Zur Frage 2 „Ist es Ihrer Meinung nach richtig, dass die Bevölkerung eines Gebietes das Recht auf Selbstbestimmung ausübt, um so zu entscheiden, zu welchem Staat sie gehören will?“ sagten 71,7% Ja, 24,5% Nein und 3,8% Weiß nicht.

Zur Frage 3 „Wissen Sie, dass die Provinz Bozen nach dem Ersten Weltkrieg gegen den Willen der Bevölkerung von ihrem Vaterland Österreich abgetrennt und von Italien annektiert wurde?“  sagten 86,8% Ja, 1,9% Nein und 11,3% Weiß nicht.

Zur Frage 4 „In der Provinz Bozen wird vielfach der Wunsch nach Ausübung des Selbstbestimmungsrechtes geäußert. Sind Sie damit einverstanden, dass die Bevölkerung der Provinz Bozen mit einem Referendum auf friedliche und demokratische Weise über ihre Selbstbestimmung entscheiden kann?“ sagten 64,1% Ja, 35,9% Nein und keine Weiß nicht!

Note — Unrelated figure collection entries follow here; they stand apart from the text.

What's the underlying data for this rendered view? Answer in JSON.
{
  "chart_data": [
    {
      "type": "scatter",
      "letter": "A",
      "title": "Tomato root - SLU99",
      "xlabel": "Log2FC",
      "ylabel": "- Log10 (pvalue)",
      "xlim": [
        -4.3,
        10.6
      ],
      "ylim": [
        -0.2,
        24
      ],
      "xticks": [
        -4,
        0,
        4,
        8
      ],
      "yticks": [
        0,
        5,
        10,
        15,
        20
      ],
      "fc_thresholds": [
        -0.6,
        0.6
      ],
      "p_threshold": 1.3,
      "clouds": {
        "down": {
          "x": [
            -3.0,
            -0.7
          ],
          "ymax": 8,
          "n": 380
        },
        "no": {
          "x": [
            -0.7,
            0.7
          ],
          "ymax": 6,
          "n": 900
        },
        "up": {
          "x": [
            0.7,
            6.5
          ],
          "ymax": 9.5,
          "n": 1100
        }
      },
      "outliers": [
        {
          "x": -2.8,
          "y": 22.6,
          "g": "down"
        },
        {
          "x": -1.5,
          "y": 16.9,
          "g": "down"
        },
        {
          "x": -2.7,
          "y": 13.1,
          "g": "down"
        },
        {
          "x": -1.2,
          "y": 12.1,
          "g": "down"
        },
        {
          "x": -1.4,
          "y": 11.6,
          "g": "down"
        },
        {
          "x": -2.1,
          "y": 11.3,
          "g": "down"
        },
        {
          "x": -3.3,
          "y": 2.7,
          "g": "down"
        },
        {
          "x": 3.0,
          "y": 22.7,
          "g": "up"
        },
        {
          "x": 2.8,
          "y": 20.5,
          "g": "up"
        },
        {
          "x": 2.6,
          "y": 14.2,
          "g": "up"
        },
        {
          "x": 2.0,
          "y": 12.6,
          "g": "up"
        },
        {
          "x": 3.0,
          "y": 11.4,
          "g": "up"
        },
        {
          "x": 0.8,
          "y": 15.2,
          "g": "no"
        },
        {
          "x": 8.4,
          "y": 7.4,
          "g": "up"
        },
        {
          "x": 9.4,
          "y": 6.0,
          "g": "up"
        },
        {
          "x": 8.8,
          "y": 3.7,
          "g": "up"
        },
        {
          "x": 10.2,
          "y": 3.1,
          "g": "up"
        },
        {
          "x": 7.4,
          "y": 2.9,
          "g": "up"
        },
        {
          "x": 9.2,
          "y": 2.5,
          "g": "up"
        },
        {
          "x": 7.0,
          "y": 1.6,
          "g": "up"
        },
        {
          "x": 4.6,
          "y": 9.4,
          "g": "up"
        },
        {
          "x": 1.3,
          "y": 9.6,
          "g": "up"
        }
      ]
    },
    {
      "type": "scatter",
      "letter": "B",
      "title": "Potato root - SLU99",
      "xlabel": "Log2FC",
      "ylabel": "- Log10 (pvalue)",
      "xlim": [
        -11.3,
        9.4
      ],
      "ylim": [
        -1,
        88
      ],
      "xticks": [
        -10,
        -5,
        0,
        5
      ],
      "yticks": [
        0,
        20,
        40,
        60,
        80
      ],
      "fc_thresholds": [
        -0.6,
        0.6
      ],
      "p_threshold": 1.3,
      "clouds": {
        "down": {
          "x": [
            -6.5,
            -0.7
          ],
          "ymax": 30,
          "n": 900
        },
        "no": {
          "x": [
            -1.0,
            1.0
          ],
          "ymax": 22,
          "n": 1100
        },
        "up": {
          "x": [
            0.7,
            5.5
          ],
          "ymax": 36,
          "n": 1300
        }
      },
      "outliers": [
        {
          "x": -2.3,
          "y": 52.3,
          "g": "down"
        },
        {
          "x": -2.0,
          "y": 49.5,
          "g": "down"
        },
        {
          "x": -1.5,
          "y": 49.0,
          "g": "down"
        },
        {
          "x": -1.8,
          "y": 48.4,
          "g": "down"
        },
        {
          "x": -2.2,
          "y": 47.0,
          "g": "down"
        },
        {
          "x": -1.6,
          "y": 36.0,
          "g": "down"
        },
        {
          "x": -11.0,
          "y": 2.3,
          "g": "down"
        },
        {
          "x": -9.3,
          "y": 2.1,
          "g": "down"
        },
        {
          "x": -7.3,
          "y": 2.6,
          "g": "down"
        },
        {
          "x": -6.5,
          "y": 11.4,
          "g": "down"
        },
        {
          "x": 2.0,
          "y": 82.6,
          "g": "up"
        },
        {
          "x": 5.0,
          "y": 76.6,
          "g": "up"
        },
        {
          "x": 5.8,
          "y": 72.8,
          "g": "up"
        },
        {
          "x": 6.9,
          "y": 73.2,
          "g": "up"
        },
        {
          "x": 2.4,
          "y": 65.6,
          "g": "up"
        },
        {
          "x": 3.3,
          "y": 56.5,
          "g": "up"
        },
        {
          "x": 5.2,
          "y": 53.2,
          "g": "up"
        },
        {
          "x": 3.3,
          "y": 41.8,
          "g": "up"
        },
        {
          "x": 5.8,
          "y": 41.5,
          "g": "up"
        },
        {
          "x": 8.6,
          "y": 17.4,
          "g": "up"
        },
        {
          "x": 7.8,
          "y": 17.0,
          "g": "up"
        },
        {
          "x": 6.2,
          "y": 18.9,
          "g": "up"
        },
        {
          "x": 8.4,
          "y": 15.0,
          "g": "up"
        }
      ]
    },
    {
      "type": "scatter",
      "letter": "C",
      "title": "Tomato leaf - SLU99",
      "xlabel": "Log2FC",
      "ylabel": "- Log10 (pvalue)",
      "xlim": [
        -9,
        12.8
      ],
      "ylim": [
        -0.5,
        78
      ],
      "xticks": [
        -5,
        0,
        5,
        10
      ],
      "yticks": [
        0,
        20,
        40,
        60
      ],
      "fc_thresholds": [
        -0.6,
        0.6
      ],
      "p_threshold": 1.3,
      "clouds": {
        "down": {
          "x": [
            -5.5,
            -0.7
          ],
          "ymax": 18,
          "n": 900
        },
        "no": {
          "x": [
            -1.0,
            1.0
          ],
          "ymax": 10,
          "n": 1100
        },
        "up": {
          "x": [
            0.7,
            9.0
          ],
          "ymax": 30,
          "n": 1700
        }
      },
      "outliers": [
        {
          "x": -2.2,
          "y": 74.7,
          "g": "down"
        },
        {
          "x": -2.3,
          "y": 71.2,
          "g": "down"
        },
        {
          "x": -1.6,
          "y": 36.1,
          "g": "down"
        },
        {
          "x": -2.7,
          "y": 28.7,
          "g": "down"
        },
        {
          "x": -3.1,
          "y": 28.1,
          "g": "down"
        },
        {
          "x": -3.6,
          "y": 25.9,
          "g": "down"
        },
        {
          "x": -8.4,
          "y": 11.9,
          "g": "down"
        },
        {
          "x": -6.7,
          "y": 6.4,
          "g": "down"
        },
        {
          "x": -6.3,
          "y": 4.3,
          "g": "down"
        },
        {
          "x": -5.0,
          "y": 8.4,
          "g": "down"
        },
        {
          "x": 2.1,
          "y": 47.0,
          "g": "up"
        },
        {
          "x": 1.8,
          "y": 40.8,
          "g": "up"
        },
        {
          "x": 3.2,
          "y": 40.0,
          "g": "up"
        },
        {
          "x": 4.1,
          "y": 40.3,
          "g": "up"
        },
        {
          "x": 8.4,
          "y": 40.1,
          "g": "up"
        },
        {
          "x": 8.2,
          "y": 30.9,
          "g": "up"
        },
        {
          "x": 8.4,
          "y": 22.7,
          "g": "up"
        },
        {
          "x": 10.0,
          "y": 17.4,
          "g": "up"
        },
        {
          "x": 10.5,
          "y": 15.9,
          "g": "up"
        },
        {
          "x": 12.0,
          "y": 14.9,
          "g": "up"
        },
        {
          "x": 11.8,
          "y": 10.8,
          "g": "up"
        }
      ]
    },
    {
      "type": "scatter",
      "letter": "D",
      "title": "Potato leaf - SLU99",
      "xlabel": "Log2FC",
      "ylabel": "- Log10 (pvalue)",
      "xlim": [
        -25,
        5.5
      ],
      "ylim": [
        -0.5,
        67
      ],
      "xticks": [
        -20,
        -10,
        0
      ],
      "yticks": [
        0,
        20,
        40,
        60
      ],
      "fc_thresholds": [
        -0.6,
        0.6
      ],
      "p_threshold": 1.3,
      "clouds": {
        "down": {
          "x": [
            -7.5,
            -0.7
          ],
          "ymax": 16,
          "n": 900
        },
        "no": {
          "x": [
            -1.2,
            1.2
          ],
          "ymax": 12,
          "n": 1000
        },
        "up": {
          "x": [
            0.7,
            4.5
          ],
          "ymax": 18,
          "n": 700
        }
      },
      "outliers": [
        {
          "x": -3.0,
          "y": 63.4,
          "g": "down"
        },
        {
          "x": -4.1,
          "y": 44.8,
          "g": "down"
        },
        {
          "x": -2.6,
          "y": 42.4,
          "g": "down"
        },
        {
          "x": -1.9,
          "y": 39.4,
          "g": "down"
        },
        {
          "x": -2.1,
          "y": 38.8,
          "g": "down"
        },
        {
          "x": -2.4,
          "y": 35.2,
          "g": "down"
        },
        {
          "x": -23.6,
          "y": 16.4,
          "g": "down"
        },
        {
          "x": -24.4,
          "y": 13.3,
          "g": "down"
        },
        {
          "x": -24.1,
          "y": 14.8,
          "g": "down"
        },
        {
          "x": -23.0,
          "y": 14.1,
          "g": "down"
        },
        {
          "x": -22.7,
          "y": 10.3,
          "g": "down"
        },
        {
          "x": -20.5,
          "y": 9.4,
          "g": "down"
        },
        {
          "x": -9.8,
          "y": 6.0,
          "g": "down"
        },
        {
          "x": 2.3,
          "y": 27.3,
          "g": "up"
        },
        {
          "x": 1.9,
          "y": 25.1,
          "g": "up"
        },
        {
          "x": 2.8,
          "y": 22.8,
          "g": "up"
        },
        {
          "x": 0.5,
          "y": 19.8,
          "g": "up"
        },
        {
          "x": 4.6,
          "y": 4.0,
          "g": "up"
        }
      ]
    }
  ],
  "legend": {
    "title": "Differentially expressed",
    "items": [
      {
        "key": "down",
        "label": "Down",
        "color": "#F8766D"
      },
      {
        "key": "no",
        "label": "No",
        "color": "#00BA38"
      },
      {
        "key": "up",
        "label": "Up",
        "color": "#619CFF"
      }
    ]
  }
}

Zum Vergleich: Bei der Italienweiten Umfrage hatten auf diese Frage 71,8 % mit Ja, 27,1% mit Nein und 1,1% mit Weiß nicht geantwortet. Anscheinend befürchten im ehemaligen Welschtirol viele Menschen um ihre Autonomierechte, sollte Südtirol sich von Italien verabschieden.

Da diese Umfrage in der Provinz Trient als Ergänzung zur gesamtitalienischen Umfrage erfolgte (bei der die Region Trentino Südtirol ausgeklammert war), wurde mit demselben Anteil an Befragten gearbeitet. Da es für Italien 1000 Befragte auf 60 Millionen Einwohnern waren, wurden im Trentino 53 Personen befragt. Damit liegt auch hier die Fehlerquote bei +/- 3,10% bei einer Wahrscheinlichkeit von 95%. Da die Personen direkt befragt wurden, ist die Fehlerquote sogar etwas niedriger anzusetzen.

Für die Zusammenstellung der Fragen zu diesen erstmaligen Umfragen in Italien zu Südtirol wurde von der Arbeitsgruppe für Selbstbestimmung ein eigenes Team beauftragt (Siehe Bild). Da die Fragen bei einer telefonischen Umfrage kurz, klar, aber auch verständlich formuliert sein müssen, war es für die Gruppe, die sich ( Bild: V. l. n. r.)  aus dem Soziologen Dr. Claudio Bernardoni, dem Obmann Roland Lang, die Bloggerin Dr. Elena Staffler, dem Journalisten Hartmuth Staffler, dem L.- Abg. Sven Knoll sowie eines Marketingexperten zusammensetzte, gar nicht so einfach, die Fragen klar und deutlich zu formulieren. Für ihre Arbeit sei ihnen im Namen der AGS herzlich gedankt.